Well it has only been 3 months and I am headed back to the neurologist! UGH! I am pretty nervous too. As I said in my last post he said to give him a call if something came up and it did... In a big way! I went to the eye dr on Friday, June 21 and as he was doing his normal tests he says both my optic nerves were swollen and he was concerned! He actually wanted me to come back for some different vision tests later. He already knew I had Chiari... I told him that I would call the Neurologist as well on Monday to see what he suggested. Well as soon as I called, his nurse made me an appt for tomorrow. That is how serious she thought is was... I know the next step, go see the neurosurgeon... I am pretty sure the inevitable has happened. I will update after the appt tomorrow.

Wednesday, March 19, 2014

Visit with Neurologist

Hello friends... It has been a while... In this crazy disease that is a good thing! I saw the Neurologist today and he said I am doing well.

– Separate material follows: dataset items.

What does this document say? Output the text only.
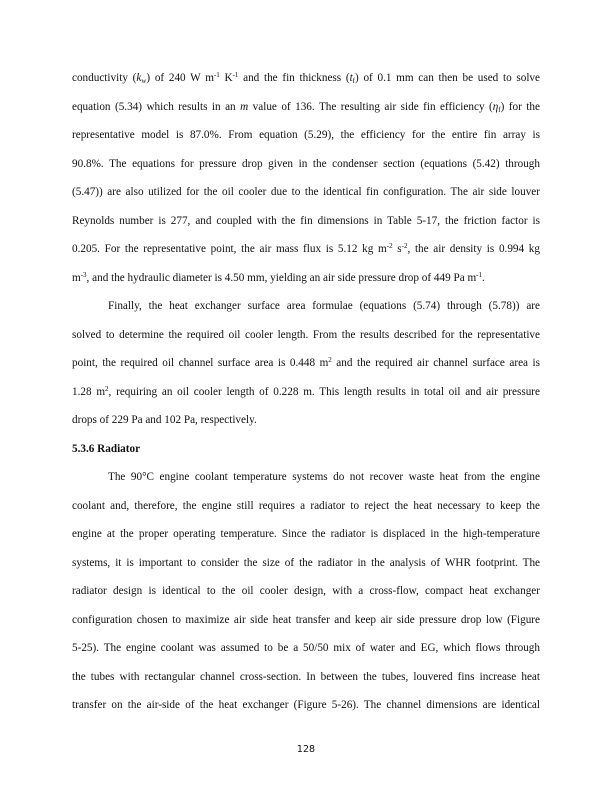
conductivity $(k_w)$ of 240 W $m^{-1}$ $K^{-1}$ and the fin thickness $(t_f)$ of 0.1 mm can then be used to solve
equation (5.34) which results in an m value of 136. The resulting air side fin efficiency $(\eta_f)$ for the
representative model is 87.0%. From equation (5.29), the efficiency for the entire fin array is
90.8%. The equations for pressure drop given in the condenser section (equations (5.42) through
(5.47)) are also utilized for the oil cooler due to the identical fin configuration. The air side louver
Reynolds number is 277, and coupled with the fin dimensions in Table 5-17, the friction factor is
0.205. For the representative point, the air mass flux is 5.12 kg $m^{-2}$ $s^{-2}$, the air density is 0.994 kg
$m^{-3}$, and the hydraulic diameter is 4.50 mm, yielding an air side pressure drop of 449 Pa $m^{-1}$.
Finally, the heat exchanger surface area formulae (equations (5.74) through (5.78)) are
solved to determine the required oil cooler length. From the results described for the representative
point, the required oil channel surface area is 0.448 $m^2$ and the required air channel surface area is
1.28 $m^2$, requiring an oil cooler length of 0.228 m. This length results in total oil and air pressure
drops of 229 Pa and 102 Pa, respectively.
5.3.6 Radiator
The 90°C engine coolant temperature systems do not recover waste heat from the engine
coolant and, therefore, the engine still requires a radiator to reject the heat necessary to keep the
engine at the proper operating temperature. Since the radiator is displaced in the high-temperature
systems, it is important to consider the size of the radiator in the analysis of WHR footprint. The
radiator design is identical to the oil cooler design, with a cross-flow, compact heat exchanger
configuration chosen to maximize air side heat transfer and keep air side pressure drop low (Figure
5-25). The engine coolant was assumed to be a 50/50 mix of water and EG, which flows through
the tubes with rectangular channel cross-section. In between the tubes, louvered fins increase heat
transfer on the air-side of the heat exchanger (Figure 5-26). The channel dimensions are identical
128
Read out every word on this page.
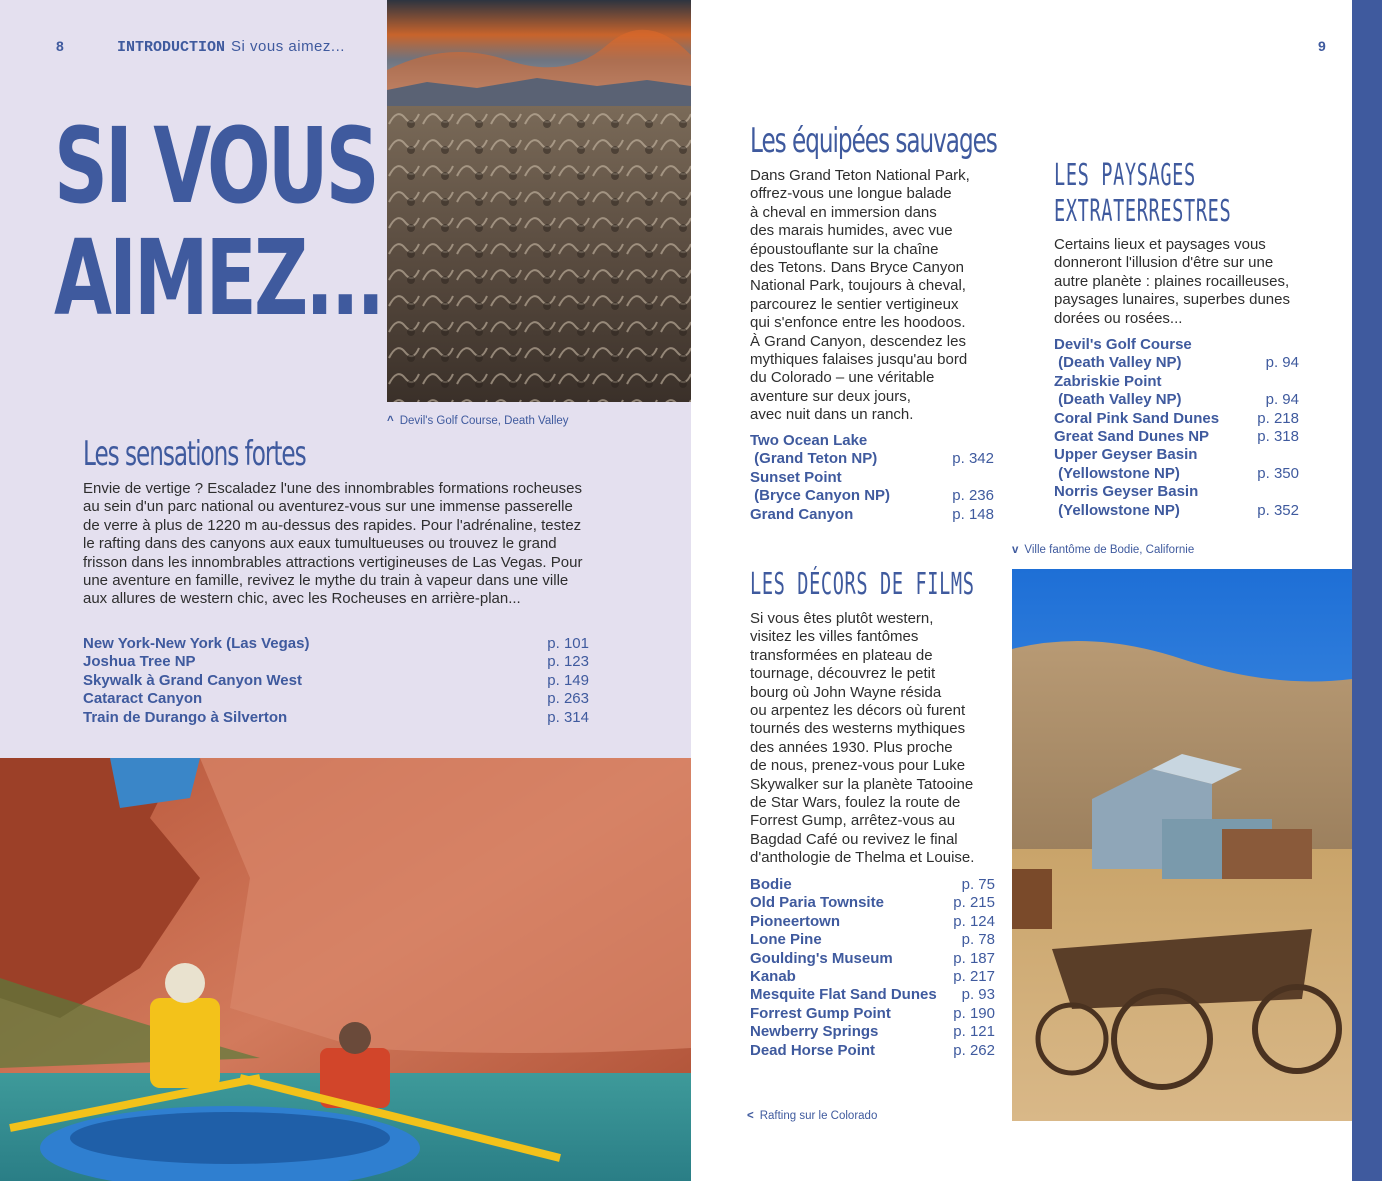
8	INTRODUCTION Si vous aimez...
SI VOUS
AIMEZ...
^ Devil's Golf Course, Death Valley
Les sensations fortes
Envie de vertige ? Escaladez l'une des innombrables formations rocheuses au sein d'un parc national ou aventurez-vous sur une immense passerelle de verre à plus de 1220 m au-dessus des rapides. Pour l'adrénaline, testez le rafting dans des canyons aux eaux tumultueuses ou trouvez le grand frisson dans les innombrables attractions vertigineuses de Las Vegas. Pour une aventure en famille, revivez le mythe du train à vapeur dans une ville aux allures de western chic, avec les Rocheuses en arrière-plan...
New York-New York (Las Vegas)	p. 101
Joshua Tree NP	p. 123
Skywalk à Grand Canyon West	p. 149
Cataract Canyon	p. 263
Train de Durango à Silverton	p. 314
9
Les équipées sauvages
Dans Grand Teton National Park,
offrez-vous une longue balade
à cheval en immersion dans
des marais humides, avec vue
époustouflante sur la chaîne
des Tetons. Dans Bryce Canyon
National Park, toujours à cheval,
parcourez le sentier vertigineux
qui s'enfonce entre les hoodoos.
À Grand Canyon, descendez les
mythiques falaises jusqu'au bord
du Colorado – une véritable
aventure sur deux jours,
avec nuit dans un ranch.
Two Ocean Lake
(Grand Teton NP)	p. 342
Sunset Point
(Bryce Canyon NP)	p. 236
Grand Canyon	p. 148
LES PAYSAGES
EXTRATERRESTRES
Certains lieux et paysages vous
donneront l'illusion d'être sur une
autre planète : plaines rocailleuses,
paysages lunaires, superbes dunes
dorées ou rosées...
Devil's Golf Course
(Death Valley NP)	p. 94
Zabriskie Point
(Death Valley NP)	p. 94
Coral Pink Sand Dunes	p. 218
Great Sand Dunes NP	p. 318
Upper Geyser Basin
(Yellowstone NP)	p. 350
Norris Geyser Basin
(Yellowstone NP)	p. 352
v Ville fantôme de Bodie, Californie
LES DÉCORS DE FILMS
Si vous êtes plutôt western,
visitez les villes fantômes
transformées en plateau de
tournage, découvrez le petit
bourg où John Wayne résida
ou arpentez les décors où furent
tournés des westerns mythiques
des années 1930. Plus proche
de nous, prenez-vous pour Luke
Skywalker sur la planète Tatooine
de Star Wars, foulez la route de
Forrest Gump, arrêtez-vous au
Bagdad Café ou revivez le final
d'anthologie de Thelma et Louise.
Bodie	p. 75
Old Paria Townsite	p. 215
Pioneertown	p. 124
Lone Pine	p. 78
Goulding's Museum	p. 187
Kanab	p. 217
Mesquite Flat Sand Dunes p. 93
Forrest Gump Point	p. 190
Newberry Springs	p. 121
Dead Horse Point	p. 262
< Rafting sur le Colorado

He wants to see me in a year unless I feel I need to see him sooner. He did bring up that next time he wants me to have another MRI, he wants to make it a yearly thing. I guess because my symptoms are becoming more frequent. Not headaches they are totally under control, which is great! But numbness, tingling, drop attacks, etc! He also diagnosed me with Raynaud's phenaomenon. And when I get a chance I will post the pic from my phone of my finger when it is actually happening. Such a pain (literally!) He did say that if my next MRI has me herniation at 12+mm he will be sending me to the Neurosurgeon... UGH! I guess because my symptoms are progressing... I am at at a 10 now. 7 years ago I started at at a 6-7. So that is where I am now!